L’inizio è sorprendentemente e irresistibilmente comico: il goffo incontro di Mina e Jude nel bagno di un ristorante cinese a New York, dove rimangono bloccati da una serratura difettosa, tra imbarazzo e cattivi odori. Lui americano, altissimo, dinoccolato e dal viso simpaticamente irregolare; lei, italiana negli Usa per lavoro, impacciata e dagli atteggiamenti più tesi, ma pronta ad aprirsi a un’ipotesi d’amore dopo tante sofferenze. L’inizio della loro storia d’amore è tenerissimo, ma fragile come tanti amori. E anche il matrimonio – bella la scena della festa, piena di gioia e di musica (sulle note di “What a feeling”) – e la successiva gravidanza sono vissuti in modo asimmetrico: fin dall’ipotesi di rientro di Mina in Italia, lui forza sempre un po’ la sua volontà, più incerta, forse a causa delle ferite del passato (orfana di madre, non ha più rapporti con il padre ed è sola al mondo). Poi la nascita del figlio porrà nuovi e più drammatici ostacoli sulla loro strada, soprattutto quando una veggente metterà strane idee di “purezza” in testa alla giovane madre.

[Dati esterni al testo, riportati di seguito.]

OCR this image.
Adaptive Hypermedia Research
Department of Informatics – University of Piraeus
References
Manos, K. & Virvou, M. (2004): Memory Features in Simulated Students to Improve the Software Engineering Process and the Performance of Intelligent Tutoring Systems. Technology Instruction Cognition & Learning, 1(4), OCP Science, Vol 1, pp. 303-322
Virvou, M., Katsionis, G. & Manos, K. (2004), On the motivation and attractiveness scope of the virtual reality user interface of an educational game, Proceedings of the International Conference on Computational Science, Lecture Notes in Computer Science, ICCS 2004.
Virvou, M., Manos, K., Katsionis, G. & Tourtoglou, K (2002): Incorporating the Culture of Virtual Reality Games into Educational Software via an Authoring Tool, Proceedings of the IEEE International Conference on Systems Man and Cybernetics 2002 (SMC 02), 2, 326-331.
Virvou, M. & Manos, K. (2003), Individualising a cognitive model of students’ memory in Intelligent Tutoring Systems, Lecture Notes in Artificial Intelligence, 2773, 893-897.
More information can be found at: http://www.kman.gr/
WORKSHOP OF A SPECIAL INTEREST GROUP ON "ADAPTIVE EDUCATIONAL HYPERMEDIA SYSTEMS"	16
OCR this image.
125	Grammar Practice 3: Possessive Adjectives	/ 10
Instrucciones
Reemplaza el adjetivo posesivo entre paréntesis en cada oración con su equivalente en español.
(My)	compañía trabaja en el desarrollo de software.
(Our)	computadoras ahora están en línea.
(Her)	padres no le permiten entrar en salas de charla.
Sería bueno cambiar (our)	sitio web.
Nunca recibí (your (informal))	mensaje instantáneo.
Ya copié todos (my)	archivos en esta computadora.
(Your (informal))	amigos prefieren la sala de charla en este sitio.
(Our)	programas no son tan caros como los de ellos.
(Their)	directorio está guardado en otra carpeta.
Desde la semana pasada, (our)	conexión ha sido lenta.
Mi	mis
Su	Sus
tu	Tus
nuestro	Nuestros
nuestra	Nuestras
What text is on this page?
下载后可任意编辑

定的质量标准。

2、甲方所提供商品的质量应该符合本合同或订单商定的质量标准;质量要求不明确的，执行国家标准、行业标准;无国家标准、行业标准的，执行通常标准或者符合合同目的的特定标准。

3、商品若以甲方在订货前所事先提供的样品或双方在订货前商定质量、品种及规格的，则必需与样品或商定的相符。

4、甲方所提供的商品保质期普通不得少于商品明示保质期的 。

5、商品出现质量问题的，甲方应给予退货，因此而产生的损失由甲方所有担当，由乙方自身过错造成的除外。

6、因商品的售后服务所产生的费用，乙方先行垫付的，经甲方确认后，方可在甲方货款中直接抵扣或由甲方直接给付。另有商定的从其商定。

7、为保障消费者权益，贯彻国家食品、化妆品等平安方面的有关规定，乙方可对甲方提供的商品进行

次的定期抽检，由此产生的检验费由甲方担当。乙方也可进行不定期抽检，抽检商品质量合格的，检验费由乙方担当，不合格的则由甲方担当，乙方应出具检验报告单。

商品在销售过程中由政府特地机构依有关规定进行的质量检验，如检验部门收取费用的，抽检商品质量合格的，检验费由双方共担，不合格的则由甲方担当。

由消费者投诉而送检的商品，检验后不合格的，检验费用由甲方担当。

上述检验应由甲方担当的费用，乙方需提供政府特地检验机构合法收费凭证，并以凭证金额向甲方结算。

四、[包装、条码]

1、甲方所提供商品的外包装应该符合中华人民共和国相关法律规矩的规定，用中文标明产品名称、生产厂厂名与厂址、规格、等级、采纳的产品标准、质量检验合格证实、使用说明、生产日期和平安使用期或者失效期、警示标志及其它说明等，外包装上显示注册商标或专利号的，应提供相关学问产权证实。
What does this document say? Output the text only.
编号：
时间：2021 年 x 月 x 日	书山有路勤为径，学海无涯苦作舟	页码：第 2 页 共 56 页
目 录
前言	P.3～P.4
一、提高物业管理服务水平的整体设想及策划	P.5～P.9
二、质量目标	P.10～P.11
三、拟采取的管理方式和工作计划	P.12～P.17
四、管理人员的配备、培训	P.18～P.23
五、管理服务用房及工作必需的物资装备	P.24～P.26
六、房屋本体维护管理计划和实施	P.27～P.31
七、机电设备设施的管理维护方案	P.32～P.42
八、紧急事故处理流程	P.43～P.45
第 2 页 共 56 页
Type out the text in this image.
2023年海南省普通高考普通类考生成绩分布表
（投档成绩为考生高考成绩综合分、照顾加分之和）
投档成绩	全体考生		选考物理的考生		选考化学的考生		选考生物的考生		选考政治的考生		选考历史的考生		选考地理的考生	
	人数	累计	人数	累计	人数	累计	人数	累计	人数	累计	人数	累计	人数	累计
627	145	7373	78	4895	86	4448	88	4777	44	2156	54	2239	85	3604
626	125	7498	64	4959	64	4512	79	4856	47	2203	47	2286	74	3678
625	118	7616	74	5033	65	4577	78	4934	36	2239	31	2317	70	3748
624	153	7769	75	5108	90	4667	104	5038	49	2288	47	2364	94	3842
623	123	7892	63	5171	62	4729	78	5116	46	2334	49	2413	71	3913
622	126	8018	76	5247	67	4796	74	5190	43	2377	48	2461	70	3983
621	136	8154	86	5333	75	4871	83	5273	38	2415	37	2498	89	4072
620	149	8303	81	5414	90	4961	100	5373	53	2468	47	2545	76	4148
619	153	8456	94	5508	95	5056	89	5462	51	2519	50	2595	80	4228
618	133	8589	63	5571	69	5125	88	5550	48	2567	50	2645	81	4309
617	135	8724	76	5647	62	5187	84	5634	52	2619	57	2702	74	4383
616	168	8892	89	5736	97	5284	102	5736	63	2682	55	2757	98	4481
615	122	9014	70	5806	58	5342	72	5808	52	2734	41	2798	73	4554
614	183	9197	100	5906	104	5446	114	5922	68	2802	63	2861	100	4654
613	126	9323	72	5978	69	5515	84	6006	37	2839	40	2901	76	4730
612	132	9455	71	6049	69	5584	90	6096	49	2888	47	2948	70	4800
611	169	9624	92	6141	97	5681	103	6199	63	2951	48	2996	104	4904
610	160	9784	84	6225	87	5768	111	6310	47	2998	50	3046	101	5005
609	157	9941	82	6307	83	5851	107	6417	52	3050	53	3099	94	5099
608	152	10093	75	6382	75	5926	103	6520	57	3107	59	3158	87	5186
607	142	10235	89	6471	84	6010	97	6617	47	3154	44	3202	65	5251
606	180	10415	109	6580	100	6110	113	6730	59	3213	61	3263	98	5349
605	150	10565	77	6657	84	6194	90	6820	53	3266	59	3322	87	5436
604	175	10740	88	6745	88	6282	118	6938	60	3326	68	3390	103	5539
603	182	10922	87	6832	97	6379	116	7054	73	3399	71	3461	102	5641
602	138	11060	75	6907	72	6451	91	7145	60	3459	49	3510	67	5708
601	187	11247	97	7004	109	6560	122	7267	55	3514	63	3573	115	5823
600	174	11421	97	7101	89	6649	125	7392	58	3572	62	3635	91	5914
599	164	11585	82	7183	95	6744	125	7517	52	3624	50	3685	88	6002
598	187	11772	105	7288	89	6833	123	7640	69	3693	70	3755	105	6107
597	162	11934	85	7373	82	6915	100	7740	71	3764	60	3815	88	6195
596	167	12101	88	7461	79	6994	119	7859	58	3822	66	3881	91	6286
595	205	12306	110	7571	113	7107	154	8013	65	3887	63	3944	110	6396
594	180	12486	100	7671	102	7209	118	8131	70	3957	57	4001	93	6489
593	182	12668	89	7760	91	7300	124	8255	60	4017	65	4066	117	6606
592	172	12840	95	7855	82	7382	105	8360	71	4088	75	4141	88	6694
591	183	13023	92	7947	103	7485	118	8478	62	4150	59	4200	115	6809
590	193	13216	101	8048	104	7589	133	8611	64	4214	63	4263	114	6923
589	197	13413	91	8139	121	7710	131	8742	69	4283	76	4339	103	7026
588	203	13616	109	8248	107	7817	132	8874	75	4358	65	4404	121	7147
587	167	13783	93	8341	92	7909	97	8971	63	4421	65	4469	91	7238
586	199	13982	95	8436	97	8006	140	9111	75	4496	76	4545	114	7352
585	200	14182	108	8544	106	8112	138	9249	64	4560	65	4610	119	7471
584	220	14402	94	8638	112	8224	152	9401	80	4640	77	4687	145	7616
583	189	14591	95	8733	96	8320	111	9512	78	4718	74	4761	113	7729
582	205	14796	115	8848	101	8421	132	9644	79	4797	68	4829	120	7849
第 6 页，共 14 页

Saverio Costanzo, ormai affermato regista di talento dopo gli apprezzamenti (anche internazionali) per i precedenti Private, In memoria di me e La solitudine dei numeri primi, con il suo quarto film conferma la predilezione per storie drammatiche, apparentemente “piccole” e claustrofobiche ma in grado di rappresentare drammi esistenziali sinceri, contemporanei, universali. Qui, ispirandosi al romanzo Il bambino indaco di Marco Franzoso, rappresenta un tema classico, la deriva di un amore messo in crisi dalla nascita di un figlio, in modo angosciosamente moderno: vuoi per lo stile, spezzato e nervoso grazie a un uso agile e disinvolto della macchina da presa (e del digitale, che dà ampia libertà di movimento alle scene a questo piccolo film, girato a New York in inglese, in poche settimane e con budget ridotto), vuoi per il tema attuale delle ossessioni “alimentari” della madre vegana che teme per il proprio piccolo ogni tipo di pericolo. Non solo dal cibo, peraltro, ma anche dai cellulari e perfino da ogni altra cosa possa incontrare oltre il pianerottolo. Costanzo è bravo nel non condannare la donna dalle convinzioni vegane, amata dal marito – pur travolto dalla piega degli avvenimenti – in modo tenerissimo, e nel partecipare al loro dramma con una pur sobria e controllata empatia. Ed è efficace nel far parlare le immagini (la protezione metallica sulle scale, la serra sul tetto della casa per l’autosufficienza alimentare), rimanendo incollato ai volti e ai corpi dei protagonisti per far entrare anche lo spettatore nella loro vita.
L’ottimo risultato di un film toccante, ma che può risultare anche respingente per chi al cinema non accetti storie angosciose o sofferte, è garantito oltre che dal talento del regista dalle interpretazioni dei due protagonisti, premiati entrambi alla Mostra di Venezia 2014 e su cui il film poggia quasi per intero: se Alba Rohrwacher, già impiegata da Costanzo nel precedente La solitudine dei numeri primi, è credibilissima nel ruolo di Mina (e coraggiosa nel rischiare le solite ironie per il suo “abbonamento” a ruoli di donne tristi o nevrotiche), l’americano Adam Driver, che dopo piccoli ruoli in Lincoln e A proposito di Davis vedremo nella prossima nuova saga di Star Wars, è perfetto nel rendere lo spiazzamento di un giovane uomo cui crollano pian piano tutte le certezze e che non sa come rimediare agli eventi. E in effetti, l’ingresso a un certo punto della storia con sempre maggior invadenza di un terzo personaggio (la madre di lui, nonna preoccupata per la salute del nipotino), indebolisce una storia fino a quel punto tesa come un film di Polanski, che prende una via da thriller fino ad arrivare a un finale che non convince e che è il punto debole dell’opera. Ma Hungry Hearts (ovvero “cuori affamati”, a indicare il desiderio di vita di Jude e Mina) rimane comunque nella memoria come un tassello importante nella crescita artistica di Saverio Costanzo, che pure non ha ancora espresso del tutto le sue qualità (una mano esperta a collaborare alle sceneggiature non guasterebbe). E soprattutto come un piccolo ma incisivo ritratto di una coppia soggetta ai rischi dell’amore (coniugale e genitoriale): dal possesso all’ansia, dalla pretesa alla disperazione. Un film sincero come le sofferenze dei due personaggi principali (di una verità “fisica” e urticante), perché è sincero lo sguardo del suo autore.